Roy Haynes 1925-2024
Saturday 21st December 2024, 17:00 – House of Hard Bop.
Drummer Roy Haynes recently passed away at the age of 99. He started out as a professional in the 1940s, played with Lester Young, Bud Powell, Charlie Parker, Thelonious Monk, John Coltrane, Pat Metheny (“Roy is my Number One Hero on Earth.”) and remained active into the 21st century. Stylistically, he grew along with jazz developments – starting in swing, and via bop ending in fusion. But hard bop was number one. Like Art Blakey, he gathered younger generations of musicians around him at a later age.
In 2001, the album Birds of a Feather: A Tribute to Charlie Parker was released.*) That resulted in a Grammy nomination for Best Jazz Instrumental Album.
Tribute is a common phenomenon in jazz. A tribute to a valued, often already deceased musician/composer. In 2005, Monk’s Casino was released, on which the German pianist Alexander von Schlippenbach recorded his interpretation of no less than all – more than 55 – compositions by Thelonious Monk in a quintet setting. Tributers do put some things their own way.

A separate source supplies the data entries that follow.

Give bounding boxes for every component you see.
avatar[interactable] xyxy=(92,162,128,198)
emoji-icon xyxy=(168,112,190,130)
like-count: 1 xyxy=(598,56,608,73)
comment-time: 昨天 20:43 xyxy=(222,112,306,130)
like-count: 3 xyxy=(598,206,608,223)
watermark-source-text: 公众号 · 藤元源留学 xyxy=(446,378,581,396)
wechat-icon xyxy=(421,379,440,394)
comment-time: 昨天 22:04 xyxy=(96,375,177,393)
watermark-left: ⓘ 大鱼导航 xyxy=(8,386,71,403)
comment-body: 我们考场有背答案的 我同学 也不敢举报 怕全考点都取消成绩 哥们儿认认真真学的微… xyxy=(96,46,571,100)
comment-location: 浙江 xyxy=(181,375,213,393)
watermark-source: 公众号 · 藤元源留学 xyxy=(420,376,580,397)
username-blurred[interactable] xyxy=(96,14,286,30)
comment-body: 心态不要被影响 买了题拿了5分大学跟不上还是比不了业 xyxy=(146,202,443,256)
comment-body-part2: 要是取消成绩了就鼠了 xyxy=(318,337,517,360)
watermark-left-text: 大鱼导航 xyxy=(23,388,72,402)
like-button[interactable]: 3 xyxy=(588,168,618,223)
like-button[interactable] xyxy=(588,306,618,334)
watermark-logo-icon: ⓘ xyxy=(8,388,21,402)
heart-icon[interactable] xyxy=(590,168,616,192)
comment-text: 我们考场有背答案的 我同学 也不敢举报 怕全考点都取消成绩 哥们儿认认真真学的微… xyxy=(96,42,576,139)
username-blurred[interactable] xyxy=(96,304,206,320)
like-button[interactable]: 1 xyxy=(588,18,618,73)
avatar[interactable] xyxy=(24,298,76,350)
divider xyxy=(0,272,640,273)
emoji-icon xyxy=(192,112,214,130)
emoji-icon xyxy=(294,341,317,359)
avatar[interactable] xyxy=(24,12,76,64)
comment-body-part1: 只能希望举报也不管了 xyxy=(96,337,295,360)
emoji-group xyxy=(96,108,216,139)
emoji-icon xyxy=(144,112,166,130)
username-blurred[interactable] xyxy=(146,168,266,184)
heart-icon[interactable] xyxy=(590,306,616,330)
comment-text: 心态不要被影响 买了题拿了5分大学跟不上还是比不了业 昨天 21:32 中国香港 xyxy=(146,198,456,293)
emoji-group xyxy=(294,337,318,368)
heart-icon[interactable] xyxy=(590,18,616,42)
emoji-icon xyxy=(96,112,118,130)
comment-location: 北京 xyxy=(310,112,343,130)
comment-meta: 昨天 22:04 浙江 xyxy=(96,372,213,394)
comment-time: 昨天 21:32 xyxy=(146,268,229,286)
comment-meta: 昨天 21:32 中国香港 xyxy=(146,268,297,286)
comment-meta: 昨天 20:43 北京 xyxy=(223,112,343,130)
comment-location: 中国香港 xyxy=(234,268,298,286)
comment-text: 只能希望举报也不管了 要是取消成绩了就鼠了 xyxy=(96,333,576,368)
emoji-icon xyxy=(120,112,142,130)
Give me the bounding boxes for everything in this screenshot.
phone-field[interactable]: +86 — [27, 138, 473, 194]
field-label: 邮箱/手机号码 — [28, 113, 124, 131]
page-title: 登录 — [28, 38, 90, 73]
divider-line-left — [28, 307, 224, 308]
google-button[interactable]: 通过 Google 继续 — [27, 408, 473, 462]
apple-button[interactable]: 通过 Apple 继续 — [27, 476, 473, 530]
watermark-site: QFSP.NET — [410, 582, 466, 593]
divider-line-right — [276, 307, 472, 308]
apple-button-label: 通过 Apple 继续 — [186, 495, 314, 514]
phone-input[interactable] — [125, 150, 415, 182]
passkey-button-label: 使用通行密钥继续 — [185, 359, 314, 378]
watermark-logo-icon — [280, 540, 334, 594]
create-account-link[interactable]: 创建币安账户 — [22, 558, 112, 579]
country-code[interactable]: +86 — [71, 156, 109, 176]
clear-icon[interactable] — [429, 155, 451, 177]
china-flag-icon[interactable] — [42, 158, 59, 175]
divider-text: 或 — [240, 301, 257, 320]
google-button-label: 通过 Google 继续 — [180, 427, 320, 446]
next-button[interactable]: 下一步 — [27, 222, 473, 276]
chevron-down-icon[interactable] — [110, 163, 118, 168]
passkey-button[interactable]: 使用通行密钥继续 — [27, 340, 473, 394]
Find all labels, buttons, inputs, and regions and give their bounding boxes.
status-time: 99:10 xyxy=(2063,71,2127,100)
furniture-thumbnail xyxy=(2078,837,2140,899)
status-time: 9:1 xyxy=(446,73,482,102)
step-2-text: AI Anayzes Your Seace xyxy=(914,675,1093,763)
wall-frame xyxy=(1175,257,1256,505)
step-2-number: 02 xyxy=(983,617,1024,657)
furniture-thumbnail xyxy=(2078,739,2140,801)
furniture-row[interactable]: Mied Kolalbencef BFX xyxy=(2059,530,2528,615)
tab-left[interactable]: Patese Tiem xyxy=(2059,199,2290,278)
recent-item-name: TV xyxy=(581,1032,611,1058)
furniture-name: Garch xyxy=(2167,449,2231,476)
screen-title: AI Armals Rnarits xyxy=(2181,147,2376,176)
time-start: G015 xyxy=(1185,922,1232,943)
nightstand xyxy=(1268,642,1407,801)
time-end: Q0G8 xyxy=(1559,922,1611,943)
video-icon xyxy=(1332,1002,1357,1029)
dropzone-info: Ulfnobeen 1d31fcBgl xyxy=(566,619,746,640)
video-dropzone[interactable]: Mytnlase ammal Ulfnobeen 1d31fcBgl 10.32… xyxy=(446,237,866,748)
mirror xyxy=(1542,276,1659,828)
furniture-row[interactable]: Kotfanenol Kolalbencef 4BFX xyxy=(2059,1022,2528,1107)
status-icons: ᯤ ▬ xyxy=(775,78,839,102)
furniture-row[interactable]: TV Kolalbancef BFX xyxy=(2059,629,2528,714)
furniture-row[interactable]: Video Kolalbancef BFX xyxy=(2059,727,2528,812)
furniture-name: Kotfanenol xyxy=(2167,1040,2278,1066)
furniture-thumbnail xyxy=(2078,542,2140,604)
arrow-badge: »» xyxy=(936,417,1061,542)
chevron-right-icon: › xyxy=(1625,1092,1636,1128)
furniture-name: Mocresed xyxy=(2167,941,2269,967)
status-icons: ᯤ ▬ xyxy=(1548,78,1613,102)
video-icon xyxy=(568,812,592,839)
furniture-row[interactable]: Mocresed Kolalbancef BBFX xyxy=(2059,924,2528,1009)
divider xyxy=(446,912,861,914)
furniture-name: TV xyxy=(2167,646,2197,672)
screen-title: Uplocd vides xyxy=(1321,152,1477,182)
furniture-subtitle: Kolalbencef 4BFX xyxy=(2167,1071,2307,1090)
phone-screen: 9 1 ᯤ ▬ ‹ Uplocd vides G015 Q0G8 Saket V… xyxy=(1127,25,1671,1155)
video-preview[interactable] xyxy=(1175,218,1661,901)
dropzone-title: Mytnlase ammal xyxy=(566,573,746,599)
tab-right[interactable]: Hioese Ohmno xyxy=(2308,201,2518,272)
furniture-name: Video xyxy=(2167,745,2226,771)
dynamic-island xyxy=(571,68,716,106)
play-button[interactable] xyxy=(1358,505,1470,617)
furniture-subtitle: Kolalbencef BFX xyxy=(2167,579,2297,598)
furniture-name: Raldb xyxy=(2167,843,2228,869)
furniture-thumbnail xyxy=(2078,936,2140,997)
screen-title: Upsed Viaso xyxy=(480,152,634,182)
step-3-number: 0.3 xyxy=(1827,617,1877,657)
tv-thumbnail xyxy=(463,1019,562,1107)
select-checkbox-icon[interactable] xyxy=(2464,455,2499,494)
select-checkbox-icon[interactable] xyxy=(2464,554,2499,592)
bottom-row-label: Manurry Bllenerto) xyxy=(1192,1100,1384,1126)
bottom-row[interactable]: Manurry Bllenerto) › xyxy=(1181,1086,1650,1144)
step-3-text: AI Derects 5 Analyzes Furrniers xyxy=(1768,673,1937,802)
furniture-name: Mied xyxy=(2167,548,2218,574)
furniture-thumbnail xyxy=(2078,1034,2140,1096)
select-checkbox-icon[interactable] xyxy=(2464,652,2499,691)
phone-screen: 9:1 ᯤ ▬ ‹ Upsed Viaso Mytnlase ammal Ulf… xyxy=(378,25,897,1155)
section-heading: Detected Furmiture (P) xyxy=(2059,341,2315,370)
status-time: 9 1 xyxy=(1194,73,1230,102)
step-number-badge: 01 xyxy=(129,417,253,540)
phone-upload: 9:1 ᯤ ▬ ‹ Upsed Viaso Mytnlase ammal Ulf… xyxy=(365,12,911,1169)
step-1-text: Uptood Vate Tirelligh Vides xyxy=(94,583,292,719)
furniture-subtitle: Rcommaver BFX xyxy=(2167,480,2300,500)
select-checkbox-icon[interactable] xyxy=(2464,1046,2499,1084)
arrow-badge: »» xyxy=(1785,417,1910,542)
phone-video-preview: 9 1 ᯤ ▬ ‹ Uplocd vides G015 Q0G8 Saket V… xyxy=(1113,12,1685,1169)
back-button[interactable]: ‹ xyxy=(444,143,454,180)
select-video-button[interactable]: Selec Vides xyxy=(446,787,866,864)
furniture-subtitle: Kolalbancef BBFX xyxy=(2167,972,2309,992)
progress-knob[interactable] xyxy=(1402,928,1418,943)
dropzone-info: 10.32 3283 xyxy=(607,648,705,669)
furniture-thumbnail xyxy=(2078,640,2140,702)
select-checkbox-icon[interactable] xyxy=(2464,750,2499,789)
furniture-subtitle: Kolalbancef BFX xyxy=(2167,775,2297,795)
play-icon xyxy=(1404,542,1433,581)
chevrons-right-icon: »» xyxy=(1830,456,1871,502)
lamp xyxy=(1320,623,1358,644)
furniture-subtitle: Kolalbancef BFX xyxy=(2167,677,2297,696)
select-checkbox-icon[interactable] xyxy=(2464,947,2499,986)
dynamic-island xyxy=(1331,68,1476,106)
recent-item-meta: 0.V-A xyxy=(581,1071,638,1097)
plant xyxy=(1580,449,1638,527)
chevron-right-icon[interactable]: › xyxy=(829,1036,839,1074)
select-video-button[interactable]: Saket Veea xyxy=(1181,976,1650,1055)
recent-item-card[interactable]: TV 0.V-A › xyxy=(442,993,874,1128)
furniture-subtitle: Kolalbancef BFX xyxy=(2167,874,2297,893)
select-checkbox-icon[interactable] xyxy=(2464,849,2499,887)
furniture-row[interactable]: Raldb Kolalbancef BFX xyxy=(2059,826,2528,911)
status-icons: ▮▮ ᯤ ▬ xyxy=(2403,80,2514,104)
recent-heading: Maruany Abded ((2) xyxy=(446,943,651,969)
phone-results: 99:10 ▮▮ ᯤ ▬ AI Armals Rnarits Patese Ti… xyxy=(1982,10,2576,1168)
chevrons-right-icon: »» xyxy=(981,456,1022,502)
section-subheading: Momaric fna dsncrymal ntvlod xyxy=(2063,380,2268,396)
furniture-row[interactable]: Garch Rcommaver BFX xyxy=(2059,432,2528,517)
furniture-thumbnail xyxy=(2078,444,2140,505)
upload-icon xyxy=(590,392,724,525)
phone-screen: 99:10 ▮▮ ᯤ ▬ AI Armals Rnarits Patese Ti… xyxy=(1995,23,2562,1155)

Parkers Diverse opens the party. The A-part of the song form is 100% monophonic, including bass and drums. The melodic theme gets all the attention, and the bridge more profile. The following Ah-Leu-Cha starts polyphonically, melodically polyphonic. The bridge is for the solo drummer. Making music is variation.
In 1950, a quintet led by Charlie Parker performed in the St. Nicholas Arena. Roy Haynes on drums. A qualitatively very poor, amateurish recording of this live performance was released as Bird at St. Nick’s. One of the recorded pieces is Parker’s Now’s the Time **). This composition is completely pulled apart by the Roy Haynes quintet. The familiar motifs and short phrases pass by in fragments. No chord scheme. One keynote, F. This is not 1950 but 2001. Exciting, from start to finish. Maximum groupiness. And what do we hear at the end? The Time!
You will hear a total of 10 pieces from Birds of a Feather – in addition to the Parker compositions, also work by ‘related’ composers. Gerry Mulligan, Cole Porter, Billy Reid and Vernon Duke.
Kenny Garrett – alto sax
Roy Hargrove – trumpet
Dave Holland – bass
David Kikoski – piano
Roy Haynes – drums
See the announcement in the Guide
House of Hard Bop – Eric Ineke *)
Birds of a feather flock together = “kind seeks kind” **) Now’s the Time
This composition by Parker is one of his ‘simpler’ pieces. A blues, based on a riff – a repeated motif. But what a sophisticated perfection within those 12 bars! The four-note opening motif, with only one rhythmic figure, covers three beats within bar 1. In bar 2 the repetition follows. In bars 3 and 4 this is continued, but without the rest on the 4th beat of bar 3. That helps things along. Bar 5 resumes the motif, but comes with a surprising, low tone on the three and a half beat; also a rhythmically surprising moment. In bar 6 the same, the low tone now shifts upwards: an intensifying effect that creates an apparent two-part harmony. Bars 7 and 8 take a step back with a repetition of bars 3 and 4. In the four final bars the discharge follows, melodically still ending on a tense note: the tritone cherished in the bop – the diminished fifth in relation to the keynote.